Plaintiffs appeal to 5th Circuit Court, Supreme Court following ruling on HB 2


Guillermo Hernandez

Pro-abortion rights activists demonstrate against Senate Bill 1 at the Texas State Capitol rotunda in Austin on Friday, July 12, 2013. The proposed legislation would enact severe restrictions for abortion clinics across the state.

Jack Mitts

After a court decision June 9, Texas is expected to have 10 operating abortion clinics after the 5th Circuit Court of Appeals largely upheld the provisions laid out in House Bill 2.

“This unanimous decision is a vindication of the careful deliberation by the Texas Legislature to craft a law to protect the health and safety of Texas women,” Gov. Greg Abbott said in a statement June 9.

Abortion clinics around the state will close 8 facilities when the ruling goes into effect in about 20 days unless the plaintiffs receive a stay from the 5th Circuit or — if the 5th Circuit denies their request — an emergency stay from the Supreme Court. The plaintiffs have appealed to both courts.

The 10 remaining facilities will be less than a quarter of the 41 facilities that were open in 2012. One of two Austin clinics will close.

The plaintiffs challenged two provisions of the bill: one requiring physicians performing an abortion to have admitting privileges at any hospital within 30 miles of where the abortion is performed, and another requiring all abortion clinics to meet standards set for ambulatory surgical centers. Both provisions were largely upheld.

The ruling comes after a series of back-and-forth rulings by state and federal courts. U.S. District Judge Lee Yeakel ruled the bill unconstitutional in October 2013 because he said the admitting privileges requirements place an undue burden on patients. The 5th Circuit Court then overturned  Yeakel’s opinion in October 2014. The Supreme Court ruled later that month to block the admitting privileges and the ASC requirements.

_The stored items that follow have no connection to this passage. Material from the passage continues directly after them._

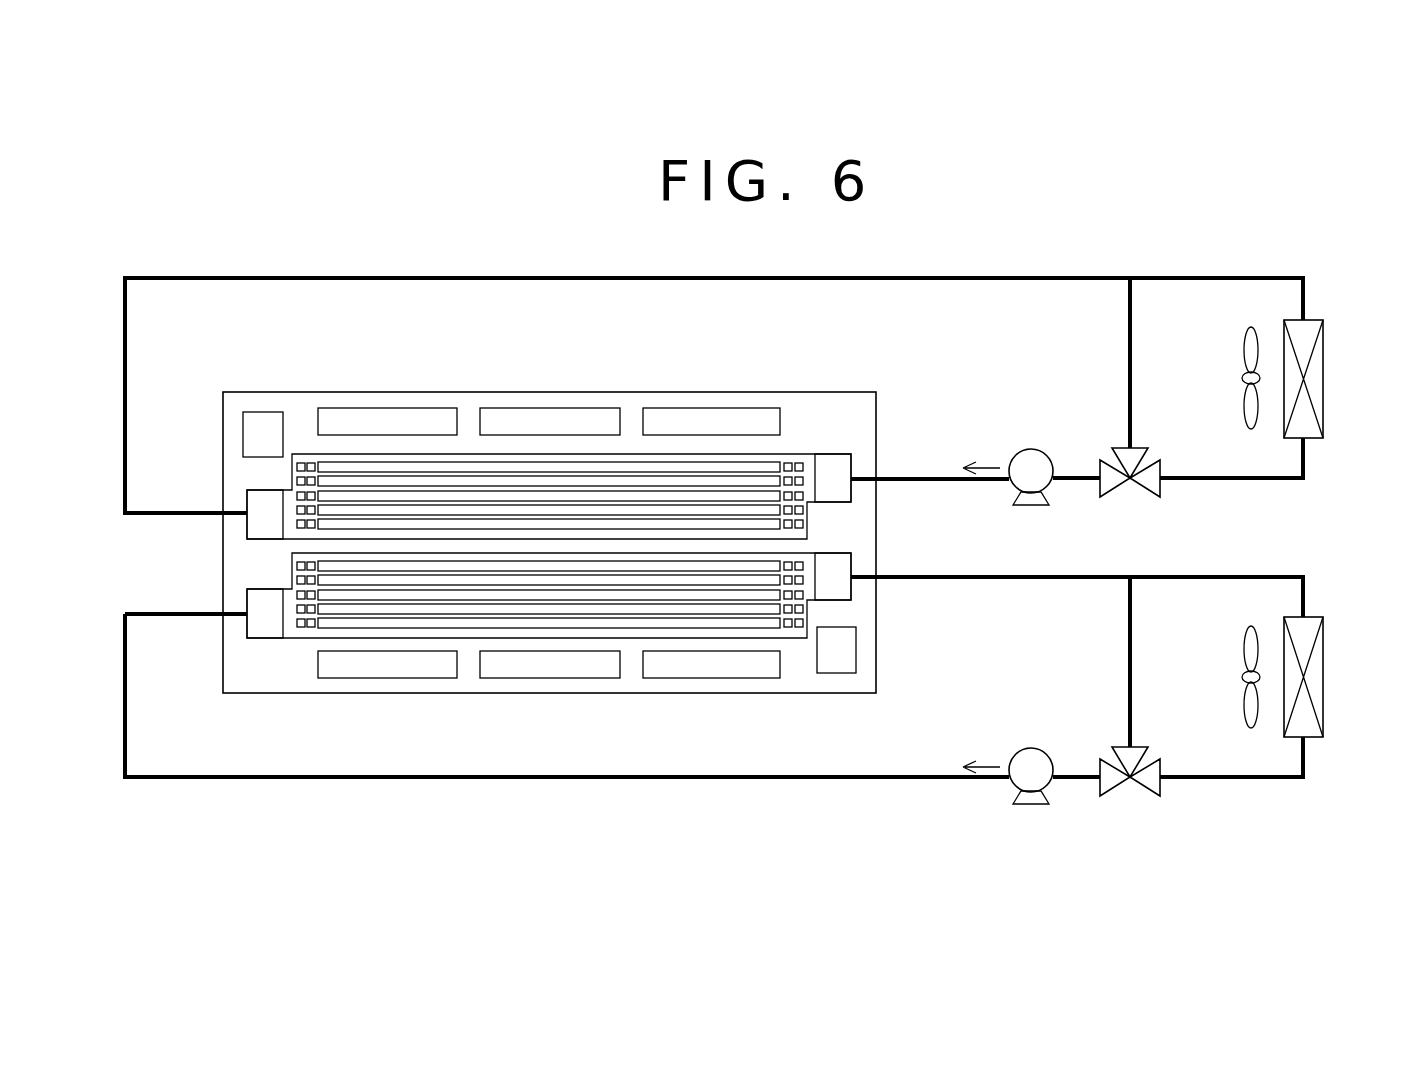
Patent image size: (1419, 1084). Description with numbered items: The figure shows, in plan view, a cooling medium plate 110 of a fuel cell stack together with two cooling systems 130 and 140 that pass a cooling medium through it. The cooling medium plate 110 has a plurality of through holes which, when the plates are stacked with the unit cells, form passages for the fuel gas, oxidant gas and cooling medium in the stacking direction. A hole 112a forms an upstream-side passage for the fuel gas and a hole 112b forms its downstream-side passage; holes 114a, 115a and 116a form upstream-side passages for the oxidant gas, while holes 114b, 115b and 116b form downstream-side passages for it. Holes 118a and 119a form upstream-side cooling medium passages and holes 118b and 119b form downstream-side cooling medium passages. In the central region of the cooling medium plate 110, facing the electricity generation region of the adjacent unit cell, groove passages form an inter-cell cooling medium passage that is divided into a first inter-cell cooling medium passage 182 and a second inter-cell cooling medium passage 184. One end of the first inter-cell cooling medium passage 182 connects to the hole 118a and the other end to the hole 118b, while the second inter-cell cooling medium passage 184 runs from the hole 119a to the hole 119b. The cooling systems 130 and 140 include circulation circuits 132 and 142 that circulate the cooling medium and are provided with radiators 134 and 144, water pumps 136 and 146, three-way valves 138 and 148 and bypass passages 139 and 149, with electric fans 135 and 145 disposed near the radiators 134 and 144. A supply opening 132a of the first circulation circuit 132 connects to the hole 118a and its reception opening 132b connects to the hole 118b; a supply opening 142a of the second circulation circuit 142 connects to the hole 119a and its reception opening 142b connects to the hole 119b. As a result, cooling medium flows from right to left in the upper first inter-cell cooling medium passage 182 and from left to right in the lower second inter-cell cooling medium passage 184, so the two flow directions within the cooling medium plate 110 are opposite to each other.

The cooling medium plate 110 is at (795, 353).
The hole 112a is at (840, 660).
The hole 112b is at (262, 424).
The hole 114a is at (392, 412).
The hole 114b is at (393, 665).
The hole 115a is at (557, 412).
The hole 115b is at (556, 665).
The hole 116a is at (716, 412).
The hole 116b is at (716, 665).
The hole 118a is at (833, 467).
The hole 118b is at (258, 523).
The hole 119a is at (258, 605).
The hole 119b is at (833, 565).
The cooling system 130 is at (768, 346).
The circulation circuit 132 is at (1018, 276).
The supply opening 132a is at (852, 474).
The reception opening 132b is at (247, 512).
The radiator 134 is at (1325, 372).
The electric fan 135 is at (1244, 350).
The water pump 136 is at (1031, 448).
The three-way valve 138 is at (1162, 468).
The bypass passage 139 is at (1128, 328).
The cooling system 140 is at (768, 649).
The circulation circuit 142 is at (1048, 577).
The supply opening 142a is at (247, 615).
The reception opening 142b is at (852, 574).
The radiator 144 is at (1325, 672).
The electric fan 145 is at (1244, 648).
The water pump 146 is at (1031, 747).
The three-way valve 148 is at (1162, 767).
The bypass passage 149 is at (1128, 632).
The first inter-cell cooling medium passage 182 is at (547, 433).
The second inter-cell cooling medium passage 184 is at (546, 680).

The 5th Circuit's ruling overturned the Supreme Court’s hold on the two provisions, but the court made exceptions for a clinic in McAllen. The clinic is exempted from meeting the admitting privileges requirement or the ASC requirement. Had the clinic closed, patients in the Rio Grande Valley area would have had to seek access to abortions from providers in San Antonio, and the court ruled that would have denied women from access to abortion.

“The 5th Circuit has once again put their political ideology above the law and failed to recognize that HB2 is an undue burden on Texans’ access to safe, legal and timely abortion,” said Heather Busby, executive director for NARAL Pro-Choice Texas, in a statement June 9.

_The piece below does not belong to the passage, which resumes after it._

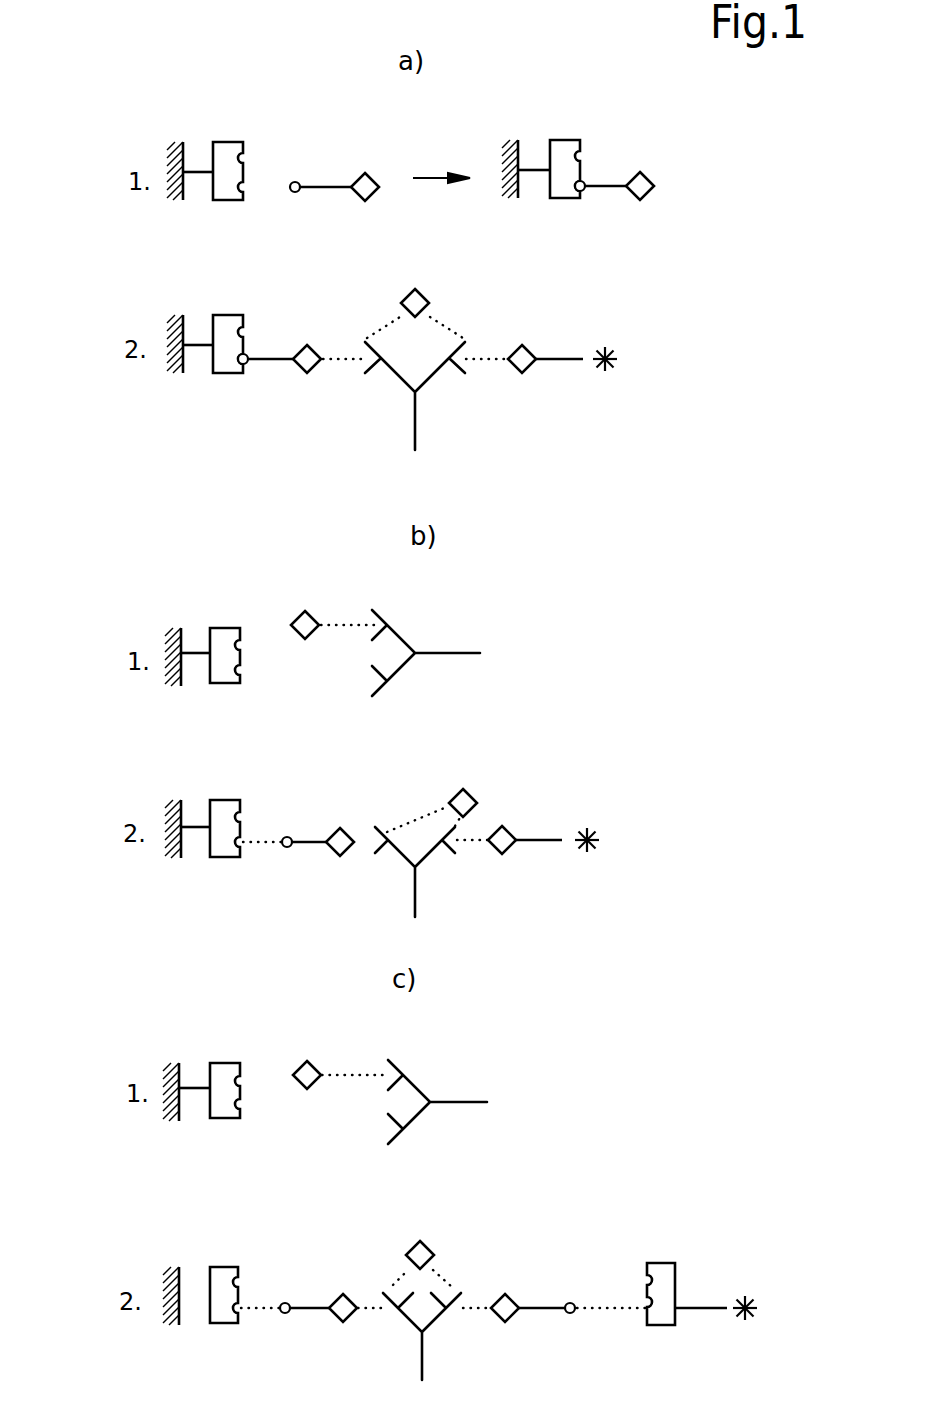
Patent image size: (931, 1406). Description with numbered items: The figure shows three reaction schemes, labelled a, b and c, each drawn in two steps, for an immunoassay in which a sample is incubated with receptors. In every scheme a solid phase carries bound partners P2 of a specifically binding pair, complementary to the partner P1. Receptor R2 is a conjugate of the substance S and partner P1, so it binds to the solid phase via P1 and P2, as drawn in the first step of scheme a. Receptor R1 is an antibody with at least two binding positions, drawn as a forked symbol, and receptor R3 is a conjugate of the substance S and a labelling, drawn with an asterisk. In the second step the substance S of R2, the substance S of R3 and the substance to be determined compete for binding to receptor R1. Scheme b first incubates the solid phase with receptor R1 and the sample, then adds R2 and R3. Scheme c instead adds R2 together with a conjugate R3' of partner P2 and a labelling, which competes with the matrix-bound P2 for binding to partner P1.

But opponents of abortion rights, such as Attorney General Ken Paxton, disagree, stating that the ruling ensures the health of women in Texas.

“Abortion practitioners should have no right to operate their businesses from substandard facilities and with doctors who lack admitting privileges at a hospital,” Paxton said in a statement June 9. “This ruling will help protect the health and well-being of Texas women.”

When the 5th Circuit responds to the plaintiffs’ request for an injunction — a likely “no” from the unanimous panel —  the appeal will go to the Supreme Court where the case will be decided.